Für die Gewinnung der Steviolglykoside werden zunächst die Steviablätter in einer wässrigen Lösung ausgelaugt und danach in einem mehrstufigen Verfahren ein weißes Pulver mit hoher Süßkraft hergestellt. Je nach Zusammensetzung der Steviolglykoside können sich die sensorischen Eigenschaften unterscheiden [12, 14]. In der "Verordnung (EU) Nr. 1131/2011 der Kommission vom 11. November 2011 zur Änderung von Anhang II der Verordnung (EG) Nr. 1333/2008 des Europäischen Parlaments und des Rates hinsichtlich Steviolglycosiden" (Sie verlassen die Internetseite Zur Verordnung) sind die festgelegten Höchstmengen und Beschränkungen einzusehen. So ist für Speiseeis beispielsweise eine Höchstmenge von 200 mg/kg Steviolglycoside festgelegt. Für Kakao- und Schokoladeprodukte liegt sie bei 270 mg/kg und für Kaugummi gilt eine Höchstmenge von 3.300 mg/kg [15].

Geschichtliches

Süßstoffe sind keine neue Erfindung, allerdings galt es anfänglich noch, sich vor Verfälschungen von Nahrungs- und Genussmitteln durch Süßstoff zu schützen.
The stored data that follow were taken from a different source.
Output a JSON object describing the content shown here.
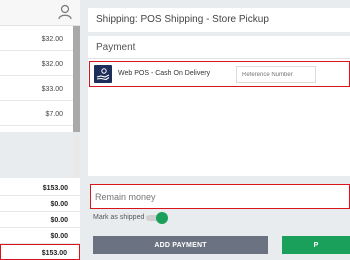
{
  "left_panel": {
    "items": [
      {
        "price": "$32.00"
      },
      {
        "price": "$32.00"
      },
      {
        "price": "$33.00"
      },
      {
        "price": "$7.00"
      }
    ],
    "totals": [
      {
        "value": "$153.00"
      },
      {
        "value": "$0.00"
      },
      {
        "value": "$0.00"
      },
      {
        "value": "$0.00"
      },
      {
        "value": "$153.00"
      }
    ]
  },
  "shipping": {
    "label": "Shipping: POS Shipping - Store Pickup"
  },
  "payment": {
    "title": "Payment",
    "method_label": "Web POS - Cash On Delivery",
    "reference_placeholder": "Reference Number"
  },
  "remain": {
    "placeholder": "Remain money"
  },
  "mark_shipped": {
    "label": "Mark as shipped",
    "checked": true
  },
  "buttons": {
    "add_payment": "ADD PAYMENT",
    "right_button": "P"
  },
  "colors": {
    "highlight": "#d9141b",
    "green": "#1aa05a",
    "gray_button": "#6b7382",
    "payment_icon_bg": "#1d2e5a"
  },
  "icons": {
    "user": "user-icon",
    "payment_method": "cash-hand-icon"
  }
}
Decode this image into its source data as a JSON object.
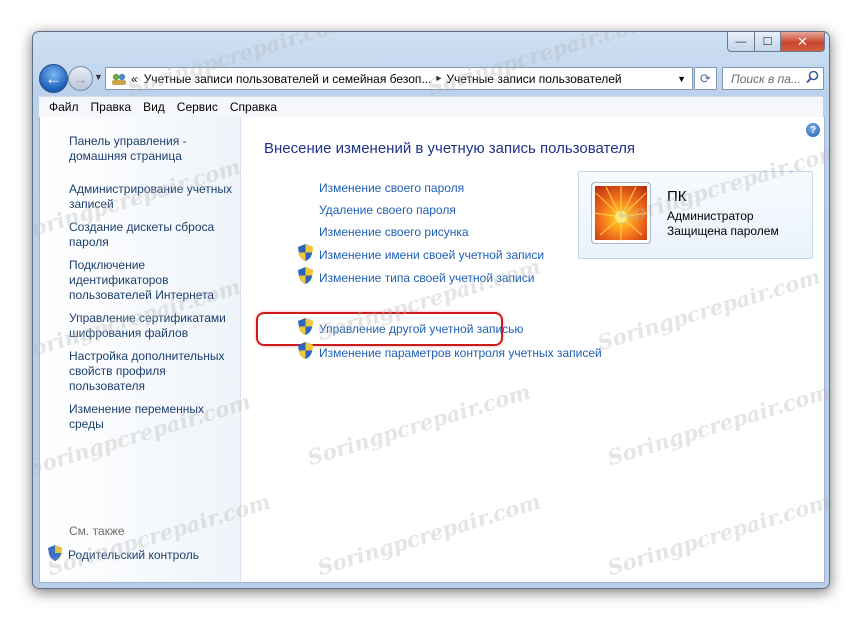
{
  "window": {
    "controls": {
      "minimize": "—",
      "maximize": "☐",
      "close": "✕"
    }
  },
  "address_bar": {
    "crumbs": [
      "Учетные записи пользователей и семейная безоп...",
      "Учетные записи пользователей"
    ],
    "separator": "«",
    "arrow": "▸"
  },
  "search": {
    "placeholder": "Поиск в па..."
  },
  "menu": {
    "items": [
      "Файл",
      "Правка",
      "Вид",
      "Сервис",
      "Справка"
    ]
  },
  "sidebar": {
    "items": [
      {
        "label": "Панель управления - домашняя страница"
      },
      {
        "label": "Администрирование учетных записей"
      },
      {
        "label": "Создание дискеты сброса пароля"
      },
      {
        "label": "Подключение идентификаторов пользователей Интернета"
      },
      {
        "label": "Управление сертификатами шифрования файлов"
      },
      {
        "label": "Настройка дополнительных свойств профиля пользователя"
      },
      {
        "label": "Изменение переменных среды"
      }
    ],
    "see_also": "См. также",
    "parental_control": "Родительский контроль"
  },
  "main": {
    "heading": "Внесение изменений в учетную запись пользователя",
    "links": [
      "Изменение своего пароля",
      "Удаление своего пароля",
      "Изменение своего рисунка"
    ],
    "shield_links": [
      "Изменение имени своей учетной записи",
      "Изменение типа своей учетной записи"
    ],
    "manage_links": [
      "Управление другой учетной записью",
      "Изменение параметров контроля учетных записей"
    ],
    "help": "?"
  },
  "user": {
    "name": "ПК",
    "role": "Администратор",
    "status": "Защищена паролем"
  },
  "watermark": "Soringpcrepair.com",
  "colors": {
    "link": "#1f5fb5",
    "heading": "#1e3287",
    "highlight": "#d01a1a"
  }
}
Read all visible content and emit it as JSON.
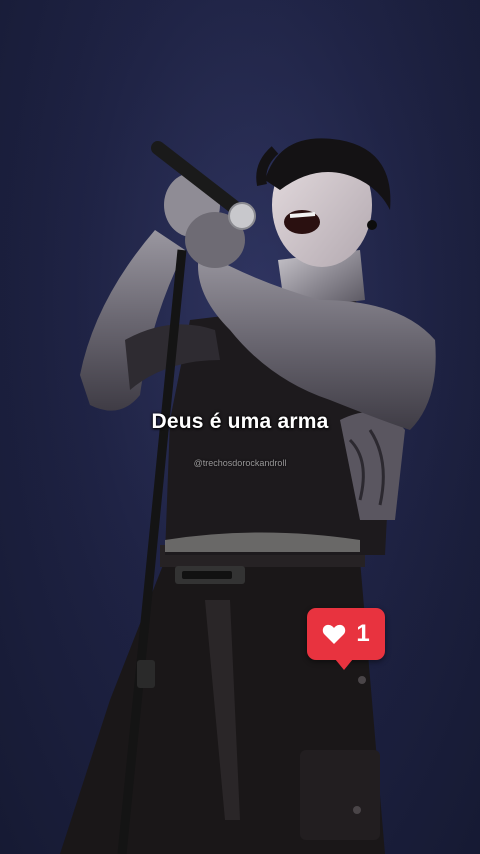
{
  "caption": {
    "text": "Deus é uma arma"
  },
  "watermark": {
    "text": "@trechosdorockandroll"
  },
  "like_badge": {
    "icon": "heart-icon",
    "count": "1",
    "color": "#e8333f"
  },
  "colors": {
    "background": "#1e2244",
    "caption_text": "#ffffff"
  }
}
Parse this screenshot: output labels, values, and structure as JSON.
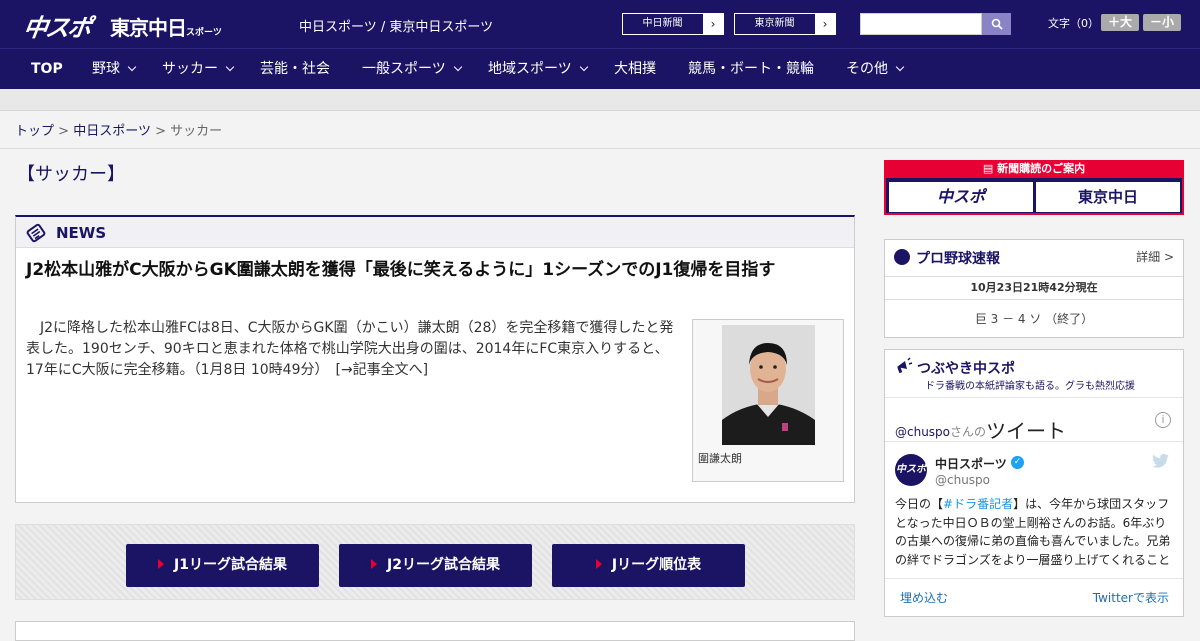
{
  "header": {
    "logo_main": "中スポ",
    "logo_tokyo": "東京中日",
    "logo_tokyo_small": "スポーツ",
    "tagline": "中日スポーツ / 東京中日スポーツ",
    "site_links": [
      "中日新聞",
      "東京新聞"
    ],
    "search_placeholder": "",
    "font_size_label": "文字（0）",
    "font_large": "＋大",
    "font_small": "－小"
  },
  "nav": {
    "items": [
      {
        "label": "TOP"
      },
      {
        "label": "野球"
      },
      {
        "label": "サッカー"
      },
      {
        "label": "芸能・社会"
      },
      {
        "label": "一般スポーツ"
      },
      {
        "label": "地域スポーツ"
      },
      {
        "label": "大相撲"
      },
      {
        "label": "競馬・ボート・競輪"
      },
      {
        "label": "その他"
      }
    ]
  },
  "breadcrumb": {
    "items": [
      "トップ",
      "中日スポーツ",
      "サッカー"
    ],
    "separator": ">"
  },
  "main": {
    "page_title": "【サッカー】",
    "news_label": "NEWS",
    "article": {
      "title": "J2松本山雅がC大阪からGK圍謙太朗を獲得「最後に笑えるように」1シーズンでのJ1復帰を目指す",
      "body": "J2に降格した松本山雅FCは8日、C大阪からGK圍（かこい）謙太朗（28）を完全移籍で獲得したと発表した。190センチ、90キロと恵まれた体格で桃山学院大出身の圍は、2014年にFC東京入りすると、17年にC大阪に完全移籍。（1月8日 10時49分）　[→記事全文へ]",
      "photo_caption": "圍謙太朗"
    },
    "links": [
      "J1リーグ試合結果",
      "J2リーグ試合結果",
      "Jリーグ順位表"
    ]
  },
  "sidebar": {
    "subscribe": {
      "title": "新聞購読のご案内",
      "logo1": "中スポ",
      "logo2": "東京中日"
    },
    "baseball": {
      "title": "プロ野球速報",
      "detail": "詳細 >",
      "time": "10月23日21時42分現在",
      "score": "巨 3 － 4 ソ （終了）"
    },
    "tweet": {
      "title": "つぶやき中スポ",
      "subtitle": "ドラ番戦の本紙評論家も語る。グラも熱烈応援",
      "handle": "@chuspo",
      "handle_suffix": "さんの",
      "heading": "ツイート",
      "name": "中日スポーツ",
      "user": "@chuspo",
      "avatar_text": "中スポ",
      "text_before": "今日の【",
      "text_tag": "#ドラ番記者",
      "text_after": "】は、今年から球団スタッフとなった中日ＯＢの堂上剛裕さんのお話。6年ぶりの古巣への復帰に弟の直倫も喜んでいました。兄弟の絆でドラゴンズをより一層盛り上げてくれること",
      "embed": "埋め込む",
      "view": "Twitterで表示"
    }
  },
  "colors": {
    "brand_navy": "#1b1464",
    "accent_red": "#e60033",
    "link_blue": "#1b95e0"
  }
}
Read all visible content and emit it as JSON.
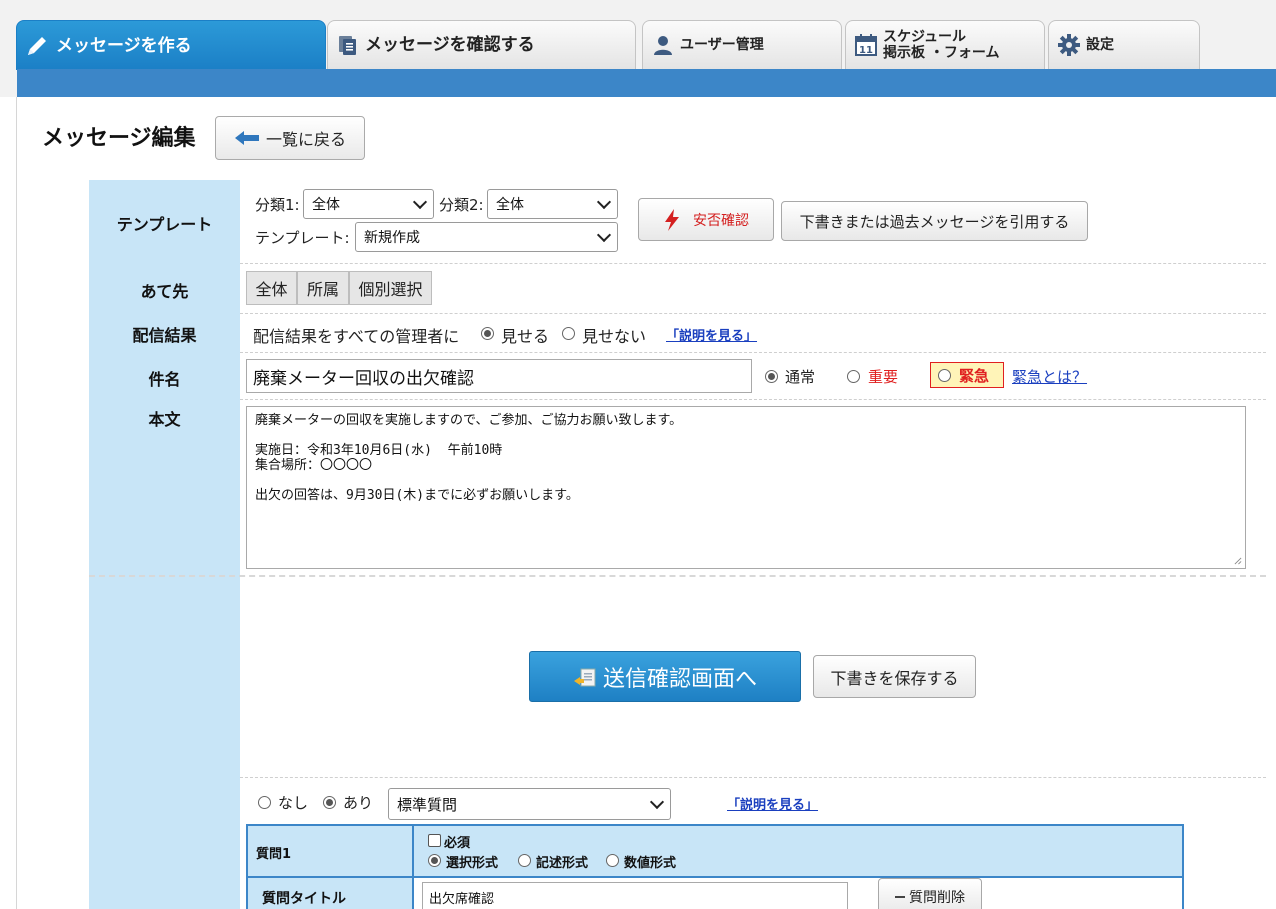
{
  "tabs": [
    {
      "label": "メッセージを作る",
      "icon": "pencil-icon",
      "active": true
    },
    {
      "label": "メッセージを確認する",
      "icon": "documents-icon",
      "active": false
    },
    {
      "label": "ユーザー管理",
      "icon": "user-icon",
      "active": false
    },
    {
      "label_line1": "スケジュール",
      "label_line2": "掲示板 ・フォーム",
      "icon": "calendar-icon",
      "calendar_day": "11",
      "active": false
    },
    {
      "label": "設定",
      "icon": "gear-icon",
      "active": false
    }
  ],
  "page": {
    "title": "メッセージ編集",
    "back_label": "一覧に戻る"
  },
  "template_row": {
    "label": "テンプレート",
    "category1_label": "分類1:",
    "category1_value": "全体",
    "category2_label": "分類2:",
    "category2_value": "全体",
    "template_label": "テンプレート:",
    "template_value": "新規作成",
    "safety_button": "安否確認",
    "quote_button": "下書きまたは過去メッセージを引用する"
  },
  "recipient_row": {
    "label": "あて先",
    "buttons": [
      "全体",
      "所属",
      "個別選択"
    ]
  },
  "result_row": {
    "label": "配信結果",
    "text": "配信結果をすべての管理者に",
    "show": "見せる",
    "hide": "見せない",
    "help_link": "「説明を見る」"
  },
  "subject_row": {
    "label": "件名",
    "value": "廃棄メーター回収の出欠確認",
    "priority_normal": "通常",
    "priority_important": "重要",
    "priority_urgent": "緊急",
    "urgent_link": "緊急とは？"
  },
  "body_row": {
    "label": "本文",
    "value": "廃棄メーターの回収を実施しますので、ご参加、ご協力お願い致します。\n\n実施日：令和3年10月6日(水)  午前10時\n集合場所：〇〇〇〇\n\n出欠の回答は、9月30日(木)までに必ずお願いします。"
  },
  "actions": {
    "send_confirm": "送信確認画面へ",
    "save_draft": "下書きを保存する"
  },
  "question_section": {
    "none_label": "なし",
    "yes_label": "あり",
    "selected": "あり",
    "question_type_value": "標準質問",
    "help_link": "「説明を見る」",
    "question1_label": "質問1",
    "required_label": "必須",
    "format_select": "選択形式",
    "format_text": "記述形式",
    "format_number": "数値形式",
    "title_label": "質問タイトル",
    "title_value": "出欠席確認",
    "delete_button": "質問削除"
  },
  "colors": {
    "accent_blue": "#3c86c8",
    "label_bg": "#c8e5f7",
    "urgent_red": "#e02020",
    "urgent_bg": "#fff4b8"
  }
}
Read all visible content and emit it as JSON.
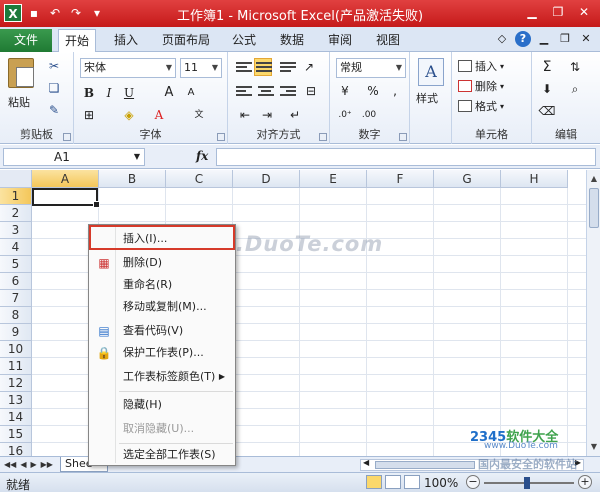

Denn Süßstoffe haben zwar eine höhere Süßkraft als Zucker, nicht aber die entsprechenden Nährwerte [16].
Ein Gesetz betreffend den Verkehr mit künstlichen Süßstoffen trat am 1. Oktober 1898 in Kraft, es schränkte die Verwendung von Süßstoffen erheblich ein. In § 1 wird Süßstoff wie folgt definiert:

"Künstliche Süßstoffe im Sinne dieses Gesetzes sind alle auf künstlichem Wege gewonnenen Stoffe, welche als Süßungsmittel dienen können und eine höhere Süßkraft als raffinierter Rohr- oder Rübenzucker, aber nicht entsprechende Nährwerte besitzen" [17].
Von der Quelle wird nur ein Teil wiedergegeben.